The question:
Use resubstitution to solve the following recurrence equation:
T(N) = 2T(n-1) + n; n >=2 and T(1) = 1
So far I have this:
T(n) = 2T(n-1) + n
= 2(2T(n-2) + (n-1)) + n
= 4T(n-2) + 3n -2
= 2(4T(n-3) + 3(n-1) -2) + n
= 2(4T(n-3) + 3n -3 -2) + n
= 2(4T(n-3) + 3n -5) + n
= 8T(n-3) + 6n - 10 + n
= 8T(n-3) +7n -10
I'm just wondering if so far, the way I'm approaching this is correct. Any help is appreciated, thank you.
This step is wrong:
= 4T(n-2) + 3n -2
= 2(4T(n-3) + 3(n-1) -2) + n
It should be
= 4T(n-2) + 3n -2
= 4(2T(n-3) + (n-2)) + 3n - 2
You replace the T(n-i) by 2T(n-i-1) + (n-i).

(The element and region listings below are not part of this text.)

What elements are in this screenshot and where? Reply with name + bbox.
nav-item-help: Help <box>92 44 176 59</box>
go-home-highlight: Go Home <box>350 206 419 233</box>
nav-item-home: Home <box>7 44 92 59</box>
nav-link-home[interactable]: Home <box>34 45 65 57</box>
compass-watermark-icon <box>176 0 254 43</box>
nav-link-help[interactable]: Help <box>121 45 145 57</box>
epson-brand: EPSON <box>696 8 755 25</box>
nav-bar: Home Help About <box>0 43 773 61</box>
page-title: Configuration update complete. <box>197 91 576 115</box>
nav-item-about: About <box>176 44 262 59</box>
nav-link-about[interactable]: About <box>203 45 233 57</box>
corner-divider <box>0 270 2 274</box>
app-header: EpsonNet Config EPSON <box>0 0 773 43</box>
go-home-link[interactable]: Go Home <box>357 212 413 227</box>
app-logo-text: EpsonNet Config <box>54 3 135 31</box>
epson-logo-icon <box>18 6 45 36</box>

Apart from that, I think you're getting this wrong. What your teacher wants you to do, is to feel what the value of T(n) will be. In this case, you see that each time you iterate, you multiply the first coefficient by 2, and you have at the end a member like an+b. This means that T(n) = 2^n + O(n) because only the biggest member matters.